Le gouvernement ne prend pas de risques
La politique d’IA du gouvernement fédéral jette le doute sur la suffisance des mesures de protection de la vie privée offertes par Protégé ou par tout autre produit de nature semblable. Toutefois, les fonctionnaires peuvent uniquement saisir des renseignements personnels dans des systèmes d’IA générative « qui sont contrôlés ou configurés par le gouvernement lorsque les contrôles appropriés de protection de la vie privée et de sécurité sont en place ».
Si un système d’IA stocke des données à l’extérieur du Canada, ce que la plupart d’eux font, les juristes de l’État doivent composer avec une contrainte supplémentaire – en vertu de lois fédérales et provinciales sur la protection de la vie privée – lorsqu’ils doivent procéder à des évaluations ou obtenir des assurances au sujet de la protection de la vie privée.
À la lumière de tout cela, la solution pour les procureurs et les tribunaux semble évidente : concevoir et gérer leur propre système d’IA.
Le Commissariat à la magistrature fédérale a établi une feuille de route qui semble aller dans cette direction. J’ai entendu des anecdotes sur des projets en cours dans des tribunaux et bureaux de la Couronne de deux provinces qui souhaitent en faire autant.
L’ultime recours : utiliser son propre modèle
Les juristes qui souhaitent recourir à l’IA pour traiter des renseignements de clients ou des éléments de preuve de la Couronne tout en ayant la quasi-certitude que le système protégera la vie privée et sera sécuritaire font face au même choix : utiliser un modèle linguistique sur leur ordinateur, sans connexion Internet.
Comme pour bien des choses, il y a des avantages et des inconvénients.
Les avantages : C’est facile et gratuit à essayer. En une vingtaine de minutes, vous pouvez disposer d’un agent conversationnel capable de lire, résumer, classer ou repérer des documents, et rédige des ébauches et plus encore, ne laissant de trace nulle part ailleurs que sur votre disque dur. Aussi, une fois supprimés, ces renseignements cessent d’exister.
Les inconvénients : Ce n’est pas aussi performant que l’IA que vous avez l’habitude d’utiliser. Cependant, plus votre ordinateur est performant, plus le modèle que vous utilisez est grand et plus il peut accomplir de tâches.

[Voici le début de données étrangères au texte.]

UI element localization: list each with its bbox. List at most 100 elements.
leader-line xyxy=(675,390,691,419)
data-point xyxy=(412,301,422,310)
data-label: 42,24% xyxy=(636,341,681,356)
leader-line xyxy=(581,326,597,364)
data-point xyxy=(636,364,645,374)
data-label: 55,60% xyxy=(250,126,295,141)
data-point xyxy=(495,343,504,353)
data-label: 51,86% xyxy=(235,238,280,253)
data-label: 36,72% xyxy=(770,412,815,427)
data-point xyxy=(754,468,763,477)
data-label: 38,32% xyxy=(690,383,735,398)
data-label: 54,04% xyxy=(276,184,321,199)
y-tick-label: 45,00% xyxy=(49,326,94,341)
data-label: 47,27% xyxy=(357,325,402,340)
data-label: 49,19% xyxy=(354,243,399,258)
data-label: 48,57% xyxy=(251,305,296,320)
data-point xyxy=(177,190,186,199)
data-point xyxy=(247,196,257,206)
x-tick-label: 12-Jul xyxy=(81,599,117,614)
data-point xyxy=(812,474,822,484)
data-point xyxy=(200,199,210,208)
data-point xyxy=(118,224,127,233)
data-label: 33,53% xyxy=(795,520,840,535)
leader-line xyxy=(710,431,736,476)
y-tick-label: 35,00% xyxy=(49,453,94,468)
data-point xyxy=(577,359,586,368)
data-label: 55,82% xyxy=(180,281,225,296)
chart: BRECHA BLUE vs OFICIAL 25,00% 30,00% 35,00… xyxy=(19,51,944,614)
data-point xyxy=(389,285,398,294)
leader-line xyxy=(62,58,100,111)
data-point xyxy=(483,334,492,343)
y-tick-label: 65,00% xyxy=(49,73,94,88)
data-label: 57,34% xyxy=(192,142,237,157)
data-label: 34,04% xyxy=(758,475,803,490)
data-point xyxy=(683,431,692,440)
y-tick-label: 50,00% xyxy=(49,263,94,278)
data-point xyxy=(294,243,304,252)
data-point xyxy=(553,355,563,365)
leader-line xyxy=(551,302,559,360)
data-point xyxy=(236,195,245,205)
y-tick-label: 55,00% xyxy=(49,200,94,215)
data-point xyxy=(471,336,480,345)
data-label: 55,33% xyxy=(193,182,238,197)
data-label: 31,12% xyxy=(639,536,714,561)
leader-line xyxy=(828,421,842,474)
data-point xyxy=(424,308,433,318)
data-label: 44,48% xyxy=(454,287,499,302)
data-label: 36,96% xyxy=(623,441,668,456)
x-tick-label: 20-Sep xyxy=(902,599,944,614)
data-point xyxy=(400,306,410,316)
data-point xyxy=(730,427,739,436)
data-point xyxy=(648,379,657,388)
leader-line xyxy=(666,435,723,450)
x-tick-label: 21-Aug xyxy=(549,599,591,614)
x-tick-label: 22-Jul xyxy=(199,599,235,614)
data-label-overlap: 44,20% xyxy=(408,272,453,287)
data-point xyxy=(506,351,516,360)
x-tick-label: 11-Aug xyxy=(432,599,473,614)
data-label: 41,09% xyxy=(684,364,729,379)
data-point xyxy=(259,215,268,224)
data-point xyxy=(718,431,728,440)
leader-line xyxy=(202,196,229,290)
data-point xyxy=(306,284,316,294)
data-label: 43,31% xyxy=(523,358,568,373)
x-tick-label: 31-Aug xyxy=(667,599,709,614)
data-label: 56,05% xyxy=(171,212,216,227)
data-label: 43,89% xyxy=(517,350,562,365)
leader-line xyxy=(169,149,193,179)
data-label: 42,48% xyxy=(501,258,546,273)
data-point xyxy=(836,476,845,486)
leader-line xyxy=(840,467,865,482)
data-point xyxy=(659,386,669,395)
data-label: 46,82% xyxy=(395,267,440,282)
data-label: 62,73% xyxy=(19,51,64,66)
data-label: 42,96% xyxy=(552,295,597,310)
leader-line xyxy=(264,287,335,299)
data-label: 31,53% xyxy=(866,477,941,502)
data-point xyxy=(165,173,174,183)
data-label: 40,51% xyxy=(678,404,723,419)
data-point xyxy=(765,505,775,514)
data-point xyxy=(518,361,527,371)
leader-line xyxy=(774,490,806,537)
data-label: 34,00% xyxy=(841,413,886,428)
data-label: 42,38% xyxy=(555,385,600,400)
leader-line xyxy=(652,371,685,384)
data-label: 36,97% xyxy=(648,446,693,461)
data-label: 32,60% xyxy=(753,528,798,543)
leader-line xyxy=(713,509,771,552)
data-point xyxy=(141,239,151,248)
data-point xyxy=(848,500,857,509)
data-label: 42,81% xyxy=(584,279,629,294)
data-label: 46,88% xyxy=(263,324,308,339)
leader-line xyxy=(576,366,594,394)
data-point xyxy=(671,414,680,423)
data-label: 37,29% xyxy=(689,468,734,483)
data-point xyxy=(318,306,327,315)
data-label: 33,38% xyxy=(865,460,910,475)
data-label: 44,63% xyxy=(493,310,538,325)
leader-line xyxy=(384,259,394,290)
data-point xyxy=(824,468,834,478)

J’ai moi-même expérimenté la chose en téléchargeant LM Studio sur mon MacBook Pro de quatre ans et puis en exécutant divers logiciels libres (en suivant les conseils de ChatGPT pour la configuration). Mon ordinateur ne peut pas exécuter des systèmes assez volumineux pour effectuer la reconnaissance optique des caractères (ROC), ce qui l’empêche de lire les documents numérisés – le format habituel de la communication de la preuve par la Couronne. Cependant, il peut lire des fichiers texte et effectuer des tâches de base. Ce n’est pas encore une solution complète, mais c’est suffisamment prometteur pour que j’envisage d’investir dans un ordinateur plus récent et plus rapide pour en faire plus.

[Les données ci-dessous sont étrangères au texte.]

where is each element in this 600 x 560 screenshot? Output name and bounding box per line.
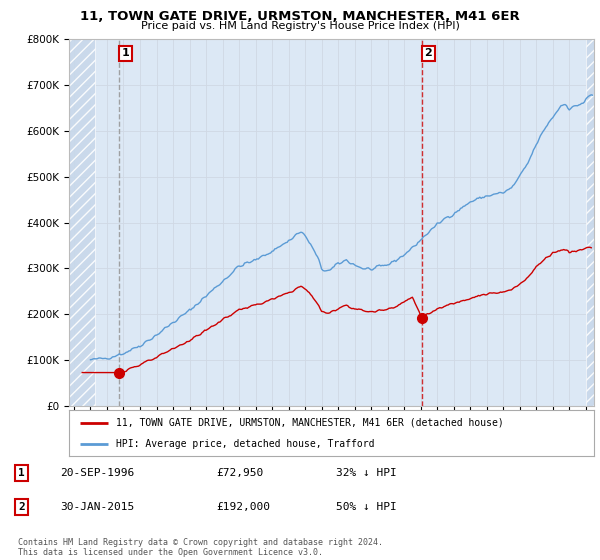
- Bar: [586, 39, 594, 406]
- Text: 11, TOWN GATE DRIVE, URMSTON, MANCHESTER, M41 6ER (detached house): 11, TOWN GATE DRIVE, URMSTON, MANCHESTER…: [116, 418, 504, 428]
- Text: 32% ↓ HPI: 32% ↓ HPI: [336, 468, 397, 478]
- Text: 11, TOWN GATE DRIVE, URMSTON, MANCHESTER, M41 6ER: 11, TOWN GATE DRIVE, URMSTON, MANCHESTER…: [80, 10, 520, 22]
- Text: 1: 1: [121, 48, 129, 58]
- Text: £192,000: £192,000: [216, 502, 270, 512]
- Text: 50% ↓ HPI: 50% ↓ HPI: [336, 502, 397, 512]
- Text: 2: 2: [18, 502, 25, 512]
- Text: 1: 1: [18, 468, 25, 478]
- Text: 30-JAN-2015: 30-JAN-2015: [60, 502, 134, 512]
- Text: HPI: Average price, detached house, Trafford: HPI: Average price, detached house, Traf…: [116, 439, 375, 449]
- Bar: [69, 39, 95, 406]
- Text: £72,950: £72,950: [216, 468, 263, 478]
- Text: 20-SEP-1996: 20-SEP-1996: [60, 468, 134, 478]
- Text: Price paid vs. HM Land Registry's House Price Index (HPI): Price paid vs. HM Land Registry's House …: [140, 21, 460, 31]
- Text: Contains HM Land Registry data © Crown copyright and database right 2024.
This d: Contains HM Land Registry data © Crown c…: [18, 538, 383, 557]
- Text: 2: 2: [424, 48, 432, 58]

Je vous transmets tous ces renseignements non pas comme un conseil, mais plutôt comme un témoignage de l’évolution rapide des choses. Lorsque je mettrai à niveau mon ordinateur portable d’ici un an ou deux, je doublerai ou triplerai la mémoire vive pour exécuter un modèle beaucoup plus volumineux avec ROC. J’estime que j’aurai besoin de dépenser environ 3 000 dollars pour y arriver.

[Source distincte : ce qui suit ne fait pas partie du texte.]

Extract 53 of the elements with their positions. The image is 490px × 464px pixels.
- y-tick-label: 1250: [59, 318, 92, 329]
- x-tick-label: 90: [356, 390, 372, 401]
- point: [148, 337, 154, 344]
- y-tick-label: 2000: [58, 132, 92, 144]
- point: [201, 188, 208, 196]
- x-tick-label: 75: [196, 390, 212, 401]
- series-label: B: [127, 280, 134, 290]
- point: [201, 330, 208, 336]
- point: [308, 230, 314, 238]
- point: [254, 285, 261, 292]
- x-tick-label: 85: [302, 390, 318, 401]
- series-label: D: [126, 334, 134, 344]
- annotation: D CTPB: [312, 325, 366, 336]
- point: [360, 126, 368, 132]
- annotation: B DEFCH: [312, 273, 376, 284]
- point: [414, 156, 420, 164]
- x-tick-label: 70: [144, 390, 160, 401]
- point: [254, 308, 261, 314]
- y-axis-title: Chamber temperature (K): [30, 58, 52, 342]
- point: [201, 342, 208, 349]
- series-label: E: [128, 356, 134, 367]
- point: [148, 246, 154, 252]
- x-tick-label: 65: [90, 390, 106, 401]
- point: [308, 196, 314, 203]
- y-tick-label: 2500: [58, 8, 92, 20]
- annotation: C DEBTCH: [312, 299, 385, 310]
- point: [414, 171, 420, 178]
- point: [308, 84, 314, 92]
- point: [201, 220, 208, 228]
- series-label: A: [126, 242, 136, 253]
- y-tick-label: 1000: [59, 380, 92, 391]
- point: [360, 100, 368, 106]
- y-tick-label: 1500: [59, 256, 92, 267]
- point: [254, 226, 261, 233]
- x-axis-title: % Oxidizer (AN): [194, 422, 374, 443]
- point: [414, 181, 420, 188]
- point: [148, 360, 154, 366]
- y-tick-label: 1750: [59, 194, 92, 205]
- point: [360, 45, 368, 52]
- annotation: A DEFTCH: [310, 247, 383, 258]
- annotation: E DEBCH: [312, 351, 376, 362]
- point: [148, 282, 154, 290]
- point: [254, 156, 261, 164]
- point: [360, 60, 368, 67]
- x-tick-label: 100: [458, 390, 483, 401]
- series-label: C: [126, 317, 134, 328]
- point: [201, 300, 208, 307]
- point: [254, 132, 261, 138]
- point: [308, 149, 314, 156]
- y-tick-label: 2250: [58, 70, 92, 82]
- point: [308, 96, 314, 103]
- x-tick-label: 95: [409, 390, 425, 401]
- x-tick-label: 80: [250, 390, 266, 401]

Résultat : Vous jugerez peut-être qu’un outil comme Protégé offre une protection suffisamment fiable. Mais si ce n’est pas le cas, une autre voie s’offre à vous – celle d’un modèle local, entièrement sous votre contrôle. Il ne sera pas parfait, et vous devrez peut-être investir dans un meilleur ordinateur, mais cette solution pourrait s’avérer efficace et utile.